The Eagles’ loss to the Giants shows, again, that their season is amounting to nothing | Mike Sielski
There's plenty wrong with a team that can't put a decent game together. Even a division title would be hollow.
There’s a classic episode of Seinfeld – are there any other kinds of episodes of Seinfeld? – in which George keeps trying to break up with his girlfriend, Maura. He behaves badly. He cheats on her. He tries to declare, by fiat, that the relationship has ended. Doesn’t matter. She won’t leave him. Worse, she continues to annoy him at every turn. “Ew, Mr. Apple, you have a brown spot!” she says in a child’s voice to a piece of fruit, and it’s nails on a chalkboard to George. He’s trapped. It’s torment.
There’s an appropriate metaphor for the 2020 Eagles in that sitcom story line. I’m just not sure what it is yet. Are the Eagles George, and is the NFC East Maura? Are the Eagles Maura, and are their fans George? The analogy will reveal itself fully over the final seven weeks of this season. This much is certain: Those seven weeks will be torment.
» READ MORE: Doug Pederson flounders, Eagles drop a must-win game to the Giants | Marcus Hayes
Any illusions that anyone might have had about this Eagles' season being anything other than an excruciating slog that would result, at best, with a meaningless first-place finish in an awful division should have evaporated Sunday. The Eagles lost, 27-17, to the Giants at MetLife Stadium. They did not play, in a cliche that NFL coaches adore, complementary football, which is about the nicest compliment one could pay them.
Their defense was terrible early, then allowed a momentum-killing touchdown drive in the third quarter. Their offense was inconsistent, baffling in its collective decision-making and play-calling and overall performance. Carson Wentz didn’t turn the ball over, but he was no sharper than he had generally been before the bye week. Jason Kelce kept snapping the ball low out of the shotgun. Doug Pederson appeared bent on inserting Jalen Hurts into the game exactly at those moments when the last thing the Eagles needed was Jalen Hurts inserted into the game.
Those were all bad developments, but the loss continued the worst one of this season: The Eagles don’t know what they are, and they can’t really know what they have. They’re not finding out much about themselves, if anything. Is Jalen Mills really a safety? Is there a linebacker on the roster worth keeping? Wentz has regressed. Is this the quarterback he will be henceforth: turnover-prone, too often inaccurate? Do they have other ways to win a game when he’s playing poorly? Sunday was the perfect opportunity to gather such information. Miles Sanders averaged 5.7 yards a carry. Boston Scott ripped off a 56-yard touchdown run. Between them, they had 18 carries.
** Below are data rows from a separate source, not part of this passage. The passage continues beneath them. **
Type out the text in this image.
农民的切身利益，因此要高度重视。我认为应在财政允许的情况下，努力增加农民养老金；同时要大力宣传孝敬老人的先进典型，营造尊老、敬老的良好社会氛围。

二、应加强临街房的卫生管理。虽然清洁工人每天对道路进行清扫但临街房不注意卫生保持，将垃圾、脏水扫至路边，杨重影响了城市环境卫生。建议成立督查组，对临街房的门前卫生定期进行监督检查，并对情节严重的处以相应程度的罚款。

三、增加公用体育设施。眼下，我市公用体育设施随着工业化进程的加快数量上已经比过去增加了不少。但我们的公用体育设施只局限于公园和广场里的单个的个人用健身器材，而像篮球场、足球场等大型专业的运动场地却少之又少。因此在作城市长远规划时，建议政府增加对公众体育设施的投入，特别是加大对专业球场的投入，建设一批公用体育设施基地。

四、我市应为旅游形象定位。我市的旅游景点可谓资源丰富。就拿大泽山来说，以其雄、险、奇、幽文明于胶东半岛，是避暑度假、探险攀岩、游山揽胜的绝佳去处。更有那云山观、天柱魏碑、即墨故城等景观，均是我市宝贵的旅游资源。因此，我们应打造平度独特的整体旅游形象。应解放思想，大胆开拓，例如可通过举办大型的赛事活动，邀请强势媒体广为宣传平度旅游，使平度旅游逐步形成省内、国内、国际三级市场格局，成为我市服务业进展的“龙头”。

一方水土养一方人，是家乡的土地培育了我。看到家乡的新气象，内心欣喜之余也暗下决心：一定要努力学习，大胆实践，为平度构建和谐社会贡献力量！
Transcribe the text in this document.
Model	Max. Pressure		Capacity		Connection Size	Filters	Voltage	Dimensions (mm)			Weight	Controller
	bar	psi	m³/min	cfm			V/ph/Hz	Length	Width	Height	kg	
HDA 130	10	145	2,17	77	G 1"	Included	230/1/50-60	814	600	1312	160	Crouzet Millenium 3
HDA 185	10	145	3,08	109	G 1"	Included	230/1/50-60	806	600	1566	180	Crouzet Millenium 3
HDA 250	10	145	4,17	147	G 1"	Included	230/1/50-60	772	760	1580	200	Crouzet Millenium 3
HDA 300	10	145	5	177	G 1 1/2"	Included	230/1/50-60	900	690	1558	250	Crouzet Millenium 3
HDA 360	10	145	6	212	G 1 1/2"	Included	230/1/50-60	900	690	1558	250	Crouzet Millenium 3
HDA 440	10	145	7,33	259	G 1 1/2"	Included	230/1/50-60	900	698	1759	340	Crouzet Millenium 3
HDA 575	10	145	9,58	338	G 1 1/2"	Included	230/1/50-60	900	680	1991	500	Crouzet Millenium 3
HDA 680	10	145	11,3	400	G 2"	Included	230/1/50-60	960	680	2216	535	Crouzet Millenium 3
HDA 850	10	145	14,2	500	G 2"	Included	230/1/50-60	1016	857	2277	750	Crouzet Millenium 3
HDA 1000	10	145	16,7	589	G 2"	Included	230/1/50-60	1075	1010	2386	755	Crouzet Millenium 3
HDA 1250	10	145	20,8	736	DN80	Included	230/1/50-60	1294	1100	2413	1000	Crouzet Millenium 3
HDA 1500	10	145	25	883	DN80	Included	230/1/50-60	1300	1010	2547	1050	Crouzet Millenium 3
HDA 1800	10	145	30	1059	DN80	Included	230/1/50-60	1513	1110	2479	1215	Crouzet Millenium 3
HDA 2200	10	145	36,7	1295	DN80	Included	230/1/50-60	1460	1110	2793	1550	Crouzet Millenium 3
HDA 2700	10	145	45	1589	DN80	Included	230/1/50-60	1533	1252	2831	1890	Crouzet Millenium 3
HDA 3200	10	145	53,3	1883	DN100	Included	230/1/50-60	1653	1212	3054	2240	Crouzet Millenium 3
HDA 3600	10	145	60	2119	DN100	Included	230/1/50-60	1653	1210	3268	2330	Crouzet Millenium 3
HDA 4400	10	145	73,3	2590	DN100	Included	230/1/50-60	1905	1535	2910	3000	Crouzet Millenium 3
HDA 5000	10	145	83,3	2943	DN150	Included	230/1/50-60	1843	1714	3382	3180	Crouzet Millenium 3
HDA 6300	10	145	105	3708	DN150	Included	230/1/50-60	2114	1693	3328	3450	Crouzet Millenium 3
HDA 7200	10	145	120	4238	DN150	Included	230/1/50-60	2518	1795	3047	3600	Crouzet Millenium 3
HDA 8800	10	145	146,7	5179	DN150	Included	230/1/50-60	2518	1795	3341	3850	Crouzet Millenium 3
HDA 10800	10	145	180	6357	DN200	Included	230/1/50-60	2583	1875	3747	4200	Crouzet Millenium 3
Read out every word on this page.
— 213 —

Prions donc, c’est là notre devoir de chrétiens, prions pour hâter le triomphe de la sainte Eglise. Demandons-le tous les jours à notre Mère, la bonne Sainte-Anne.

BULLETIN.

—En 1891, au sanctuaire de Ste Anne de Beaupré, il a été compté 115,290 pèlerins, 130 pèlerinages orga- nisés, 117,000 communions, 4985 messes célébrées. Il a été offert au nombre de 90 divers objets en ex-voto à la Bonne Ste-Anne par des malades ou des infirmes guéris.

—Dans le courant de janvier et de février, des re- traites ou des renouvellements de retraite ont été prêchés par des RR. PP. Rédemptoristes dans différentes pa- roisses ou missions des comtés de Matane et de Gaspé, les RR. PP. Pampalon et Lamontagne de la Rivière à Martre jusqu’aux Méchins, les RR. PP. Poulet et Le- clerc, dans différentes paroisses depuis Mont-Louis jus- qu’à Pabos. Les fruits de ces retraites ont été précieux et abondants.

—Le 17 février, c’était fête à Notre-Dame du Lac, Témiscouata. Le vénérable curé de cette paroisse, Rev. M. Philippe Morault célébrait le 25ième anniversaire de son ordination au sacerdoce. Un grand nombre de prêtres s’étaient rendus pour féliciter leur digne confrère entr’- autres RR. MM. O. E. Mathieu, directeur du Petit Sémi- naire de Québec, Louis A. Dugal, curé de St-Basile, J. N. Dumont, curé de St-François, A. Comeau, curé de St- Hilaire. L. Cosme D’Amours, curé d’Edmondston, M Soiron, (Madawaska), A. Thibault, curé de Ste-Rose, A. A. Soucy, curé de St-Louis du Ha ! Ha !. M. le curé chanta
Why not rely on them more?
It is, in some regards, unfair to compare Pederson and this Eagles team to Bill Belichick and the New England Patriots of the last 20 years, but ... one of the things that has made Belichick a great coach is his willingness to try to win a particular game in a particular manner. If it took Tom Brady throwing every down, Belichick would expect him to ice his arm afterward. If it took Brady handing the ball off to an anonymous running back, Belichick was happy to give the kid a name for a week. The upshot of such strategic flexibility is that a coach learns what he has in a player or players. Sanders has never had more than 20 rushing attempts in any of his 23 games in the NFL. Would he spontaneously combust on the 21st?
“It’s not even about that,” Sanders said Sunday, when asked about his workload. “It’s about executing. It doesn’t matter if I’m getting the ball 10 times, three times, 20 times. I’m going to do whatever I can to help the team win. But the team, offensively, I think we didn’t play to our standard."
» READ MORE: Grading the Eagles in the aftermath of Sunday’s 27-17 loss to the Giants
Actually, they did. They are 3-5-1 now, and though they still lead the NFC East, the reasons to think they can and will hold on to that lead are dwindling. Their next five games are against teams with winning records, and given that they have already lost twice within their division, they have no remaining game that one would look at and say, Well, at least they have a pretty good chance of winning that one. The Giants are 3-7 but at least trending upward, improving, under first-year coach and Lansdale Catholic alumnus Joe Judge. Washington, which beat the Eagles in Week 1 when it had an incompetent quarterback in Dwayne Haskins, now has a competent one in Alex Smith. The Cowboys can justify some of their poor play and assuage some of their fears about their future with the knowledge that if Dak Prescott weren’t injured and out for the season, they would be competitive.
The Eagles don’t have any such comforting thoughts. They’re just not very good. Worse, they seem no closer, after Sunday, to figuring out why. They are not the masters of their domain. Or of the NFC East. Or of much of anything.